Эта баллада, таким образом, служит для Блока камертоном, по которому он настраивает «Двенадцать». Кудеяр, «великий грешник»,
Долго боролся, противился
Господу зверь-человек,
Голову снес полюбовнице
И есаула засек.
Уже раскаявшийся и в отшельничестве умоляющий Бога о спасении, он встречает «Пана богатого, знатного, / Первого в той стороне» и слышит от него:
…«Спасения
Я уж не чаю давно,
В мире я чту только женщину,
Золото, честь и вино.
Жить надо, старче, по-моему:
Сколько холопов гублю,
Мучу, пытаю и вешаю,
А поглядел бы, как сплю!»
В контексте тогдашних мыслей и настроений Блока этот второй «великий грешник», нераскаянный, мог предстать перед поэтом как символический образ «старого мира», упорствующего в ставших нормой пороках, которыми безнаказанно похваляется его исчадие, «первое в той стороне». В то же время признание о «женщине и вине», исполненное для Блока автобиографическим содержанием и творческим смыслом, могло быть воспринято им как глубоко личное… Бывший разбойник «бешеный гнев ощутил, / Бросился к пану Глуховскому, / Нож ему в сердце вонзил!» –
Рухнуло древо, скатилося
С инока бремя грехов!..
Контур баллады о двух великих грешниках явственно проступает за «Двенадцатью»: та же дюжина разбойников – убийство любовницы («голову снес» – «простреленная голова») – убийство «жестокого, страшного» зла – очищение, ведущее к спасению.
Подчеркнутое Блоком примечание «И был с разбойником» сплетено из евангельского стиха, повествующего о распятии Христа вместе с двумя разбойниками: «И сбылось слово Писания: "и к злодеям причтен"» – и ответа Иисуса «благоразумному разбойнику»: «Ныне же будешь со Мною в раю». К тому, как это узловое в истории христианства и человечества событие истолковано и какая роль ему отведена поэтом в «Двенадцати», вернемся позднее.

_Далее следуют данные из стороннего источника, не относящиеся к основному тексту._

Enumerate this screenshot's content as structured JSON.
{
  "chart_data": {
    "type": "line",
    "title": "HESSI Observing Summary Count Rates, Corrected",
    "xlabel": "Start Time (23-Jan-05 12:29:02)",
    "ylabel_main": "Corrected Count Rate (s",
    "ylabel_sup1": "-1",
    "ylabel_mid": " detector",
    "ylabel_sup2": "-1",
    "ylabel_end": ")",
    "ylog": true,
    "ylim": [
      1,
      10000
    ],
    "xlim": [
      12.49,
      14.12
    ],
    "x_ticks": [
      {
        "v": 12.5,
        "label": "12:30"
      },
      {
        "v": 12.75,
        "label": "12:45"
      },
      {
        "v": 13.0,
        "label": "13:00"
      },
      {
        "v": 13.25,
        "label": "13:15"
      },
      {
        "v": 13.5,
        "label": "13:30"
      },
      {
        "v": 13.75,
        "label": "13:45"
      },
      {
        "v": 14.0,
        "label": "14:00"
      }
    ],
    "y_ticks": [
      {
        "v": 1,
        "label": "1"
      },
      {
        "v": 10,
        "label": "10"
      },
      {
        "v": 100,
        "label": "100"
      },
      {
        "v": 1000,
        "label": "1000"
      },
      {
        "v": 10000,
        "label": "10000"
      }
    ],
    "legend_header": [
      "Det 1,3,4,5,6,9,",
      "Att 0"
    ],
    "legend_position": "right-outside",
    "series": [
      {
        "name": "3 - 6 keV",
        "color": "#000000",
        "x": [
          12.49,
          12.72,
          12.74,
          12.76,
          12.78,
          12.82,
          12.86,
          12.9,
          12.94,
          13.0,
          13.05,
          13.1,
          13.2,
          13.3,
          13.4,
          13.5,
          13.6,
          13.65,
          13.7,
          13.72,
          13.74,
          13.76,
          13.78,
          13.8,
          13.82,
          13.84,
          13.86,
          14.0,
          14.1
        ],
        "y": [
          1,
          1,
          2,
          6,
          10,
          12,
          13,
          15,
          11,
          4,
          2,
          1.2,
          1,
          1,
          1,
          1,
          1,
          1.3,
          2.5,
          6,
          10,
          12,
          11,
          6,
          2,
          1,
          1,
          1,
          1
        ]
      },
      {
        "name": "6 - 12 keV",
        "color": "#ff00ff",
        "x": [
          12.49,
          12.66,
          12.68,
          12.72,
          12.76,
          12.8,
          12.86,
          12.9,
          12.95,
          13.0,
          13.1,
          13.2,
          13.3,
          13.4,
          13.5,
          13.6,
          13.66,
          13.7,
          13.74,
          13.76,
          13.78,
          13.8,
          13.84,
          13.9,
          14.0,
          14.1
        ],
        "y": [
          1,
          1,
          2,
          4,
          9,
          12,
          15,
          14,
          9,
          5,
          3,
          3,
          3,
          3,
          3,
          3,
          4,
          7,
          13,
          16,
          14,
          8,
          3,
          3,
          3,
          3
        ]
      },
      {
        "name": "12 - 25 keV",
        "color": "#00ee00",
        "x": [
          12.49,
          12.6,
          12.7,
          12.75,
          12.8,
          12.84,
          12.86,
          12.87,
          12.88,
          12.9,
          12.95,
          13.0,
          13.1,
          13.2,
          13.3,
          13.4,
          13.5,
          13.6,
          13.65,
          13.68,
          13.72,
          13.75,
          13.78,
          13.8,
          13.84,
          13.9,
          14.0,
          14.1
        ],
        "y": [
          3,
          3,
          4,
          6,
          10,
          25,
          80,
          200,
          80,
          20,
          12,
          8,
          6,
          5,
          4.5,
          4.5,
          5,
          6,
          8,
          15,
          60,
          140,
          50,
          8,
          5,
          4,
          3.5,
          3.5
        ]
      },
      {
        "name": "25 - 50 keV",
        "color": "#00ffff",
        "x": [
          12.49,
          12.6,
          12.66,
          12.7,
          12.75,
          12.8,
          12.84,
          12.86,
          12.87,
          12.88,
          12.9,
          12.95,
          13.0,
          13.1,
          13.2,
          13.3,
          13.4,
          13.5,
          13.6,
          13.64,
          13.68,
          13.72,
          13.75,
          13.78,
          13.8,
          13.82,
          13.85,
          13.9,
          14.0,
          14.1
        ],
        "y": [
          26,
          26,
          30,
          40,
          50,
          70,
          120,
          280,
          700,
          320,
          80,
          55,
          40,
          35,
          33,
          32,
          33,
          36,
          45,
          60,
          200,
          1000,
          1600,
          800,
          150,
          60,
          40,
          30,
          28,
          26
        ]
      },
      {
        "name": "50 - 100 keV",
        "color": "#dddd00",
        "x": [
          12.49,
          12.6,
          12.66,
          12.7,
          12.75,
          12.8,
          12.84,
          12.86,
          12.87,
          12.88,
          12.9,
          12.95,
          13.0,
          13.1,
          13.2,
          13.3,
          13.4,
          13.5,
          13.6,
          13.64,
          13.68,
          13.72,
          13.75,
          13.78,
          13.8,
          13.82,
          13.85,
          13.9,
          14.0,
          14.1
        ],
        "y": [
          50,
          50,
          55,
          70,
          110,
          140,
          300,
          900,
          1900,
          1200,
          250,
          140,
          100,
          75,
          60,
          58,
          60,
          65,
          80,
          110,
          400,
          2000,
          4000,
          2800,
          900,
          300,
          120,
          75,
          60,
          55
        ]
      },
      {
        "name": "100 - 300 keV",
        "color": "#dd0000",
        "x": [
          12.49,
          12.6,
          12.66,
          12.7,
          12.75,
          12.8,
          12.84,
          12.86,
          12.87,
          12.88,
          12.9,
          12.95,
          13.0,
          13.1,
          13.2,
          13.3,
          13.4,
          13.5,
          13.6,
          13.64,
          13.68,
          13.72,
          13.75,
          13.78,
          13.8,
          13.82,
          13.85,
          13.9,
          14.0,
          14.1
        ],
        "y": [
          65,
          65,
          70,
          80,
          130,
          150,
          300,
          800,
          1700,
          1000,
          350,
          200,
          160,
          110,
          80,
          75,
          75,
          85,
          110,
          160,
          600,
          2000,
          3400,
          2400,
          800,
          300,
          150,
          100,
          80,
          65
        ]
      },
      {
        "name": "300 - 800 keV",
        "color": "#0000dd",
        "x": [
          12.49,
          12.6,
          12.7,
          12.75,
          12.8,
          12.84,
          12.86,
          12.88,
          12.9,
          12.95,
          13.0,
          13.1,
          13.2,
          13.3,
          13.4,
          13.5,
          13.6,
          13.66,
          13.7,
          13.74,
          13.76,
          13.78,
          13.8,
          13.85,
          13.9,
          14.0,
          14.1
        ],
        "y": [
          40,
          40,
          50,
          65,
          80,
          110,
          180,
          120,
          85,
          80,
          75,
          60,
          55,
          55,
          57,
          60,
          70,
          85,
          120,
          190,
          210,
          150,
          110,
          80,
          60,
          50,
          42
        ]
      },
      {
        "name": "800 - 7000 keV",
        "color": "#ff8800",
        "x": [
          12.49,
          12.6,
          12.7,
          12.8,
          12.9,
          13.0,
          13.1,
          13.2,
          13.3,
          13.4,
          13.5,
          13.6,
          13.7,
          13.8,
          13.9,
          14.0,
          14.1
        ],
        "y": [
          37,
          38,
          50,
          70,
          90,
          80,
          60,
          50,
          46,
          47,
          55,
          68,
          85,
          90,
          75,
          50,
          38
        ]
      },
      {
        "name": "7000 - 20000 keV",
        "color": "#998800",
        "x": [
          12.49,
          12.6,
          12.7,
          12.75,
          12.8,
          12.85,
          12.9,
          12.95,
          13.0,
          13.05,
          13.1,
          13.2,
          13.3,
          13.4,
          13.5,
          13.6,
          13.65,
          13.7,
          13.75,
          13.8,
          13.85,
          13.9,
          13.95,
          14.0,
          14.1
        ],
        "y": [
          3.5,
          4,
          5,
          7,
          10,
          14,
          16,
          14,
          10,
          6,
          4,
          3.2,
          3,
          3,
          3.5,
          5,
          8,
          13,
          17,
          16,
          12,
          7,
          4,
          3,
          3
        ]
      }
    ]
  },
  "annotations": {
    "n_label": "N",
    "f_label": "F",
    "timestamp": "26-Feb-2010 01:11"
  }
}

Не требуется особой догадливости – даже и без таких пояснений, – чтобы в двенадцати людях, идущих за Христом, увидеть подобие двенадцати апостолов. Однако общепринятая расхожая формула, основанная на роде занятий четырех апостолов первого призыва, сводится к тому, что «Христос набрал Себе апостолов из рыбаков», а не из разбойников. Вероятно, не без намека на это художник Анненков на одной из иллюстраций к поэме поместил героев возле дома с адресом «Рыбацкая, 12» (недалеко от дома на Лахтинской, где жил когда-то Блок). Превращая красногвардейцев в апостолов и называя их разбойниками, поэт переносит ударение с простоты «избранных Христовых» на их греховность. Блок таким образом ставит их в центр евангельской проповеди Христа, объявившего, что Он «пришел призвать не праведников, но грешников к покаянию», открывшего «праведникам», что «мытари и блудницы вперед вас идут в Царство Божие», и подтвердившего это на кресте, когда спас первым из человечества – разбойника. Для Блока именно они – народ Христа, Его люди, именно ради них и пришел Он на землю. Через неделю после опубликования «Двенадцати» поэт записал в дневнике, что «едва ли можно оспорить эту истину [то, что «Христос с красногвардейцами». – А. Н.], простую для людей, читавших Евангелье и думавших о нем».
Черновой пометой в начале VII главы «Двенадцать (человек и стихотворений)» Блок, скорее всего, фиксирует композиционный замысел поэмы: строй и сюжетное движение главок должны уже самим числом выразить процессию революционных стражей. Но не следует упускать из виду и другую возможность прочтения: каждая главка – человек. Положим, первая – один из конкретных: старушка, буржуй, интеллигент, поп, барыня, бродяга, – а в общем, тот подхваченный стихией «ходок», что «на ногах не стоит»; вторая – любой из «товарищей» «без креста»; третья – любой из «ребят» «красной гвардии», и так далее до двенадцатой, которая – человек «в белом венчике из роз», принимаемый за Христа.